Desmonte do sistema de controle da exploração de florestas nativas e transporte
de madeira no País. O texto
do PL aprovado permite manejo da reserva legal para exploração florestal sem
aprovação de plano de manejo (que equivale ao licenciamento obrigatório para
áreas que não estão em reserva legal), desmonta o sistema de controle de origem
de produtos florestais (DOF – Documento de Origem Florestal) ao permitir que
vários sistemas coexistam sem integração. A Câmara rejeitou o parágrafo 5º do
art. 36 do Senado o que significa a dispensa de obrigação de integração dos
sistemas estaduais com o sistema federal (DOF). Como a competência por
autorização para exploração florestal é dos estados (no caso de propriedades
privadas rurais e unidades de conservação estaduais) o governo federal perde
completamente a governança sobre o tráfico de madeira extraída ilegalmente
(inclusive dentro de Unidades de conservação federais e terras indígenas) e de
outros produtos florestais no País.
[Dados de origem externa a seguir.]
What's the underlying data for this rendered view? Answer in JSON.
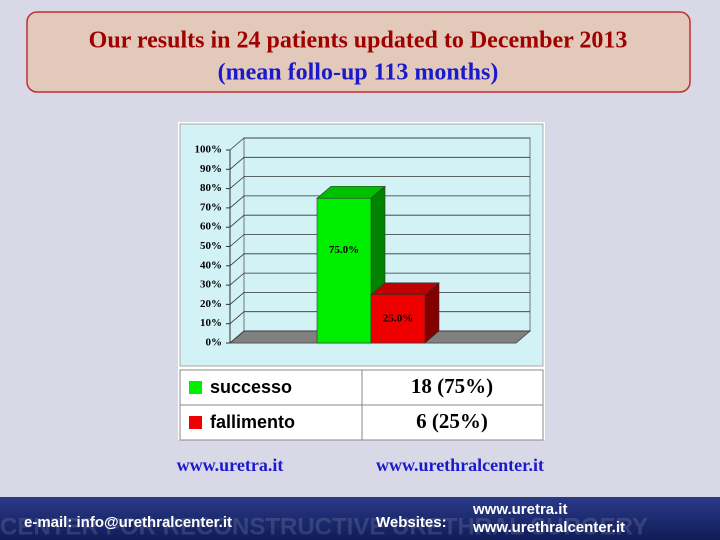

Essa lacuna não é sanável pelo veto
presidencial.
Há ainda
outros pontos problemáticos no texto aprovado confirmado pela Câmara cujo veto
é fundamental e que demonstram a inconsistência do texto legal, que se não for
vetado por completo resultará numa colcha de retalhos.
A todos
estes pontos se somam os vícios de origem insanáveis deste PL como é o caso da
definição injustificável da data de 22 de julho de 2008 como marco zero para
consolidação e anistia de todas irregularidades cometidas contra o código
florestal em vigor desde 1965. Mesmo que fosse levado em conta a última
alteração em regras de proteção do código florestal esta data não poderia ser
posterior a 2001, isso sendo muito generoso, pois a última alteração em regras
de APP foi realizada em 1989.
Por essas
razões não vemos alternativa sensata à Presidente da República se não o Veto
integral ao PL 1876/99.
* Em 02
de maio de 2012, por André Lima – Advogado, mestre em Política e Gestão
Ambiental pela UnB, Assessor de Políticas Públicas do Instituto de Pesquisa
Ambiental da Amazônia (IPAM), Consultor Jurídico da Fundação SOS Mata Atlântica
e Sócio-fundador do Instituto Democracia e Sustentabilidade, Raul Valle
– Advogado, mestre em Direito Econômico pela Faculdade de Direito da
Universidade de São Paulo e Coordenador Adjunto do Instituto Socioambiental e Tasso
Azevedo – Eng. Florestal, Consultor e Empreendedor Sociambiental,
Ex-Diretor Geral do Serviço Florestal Brasileiro.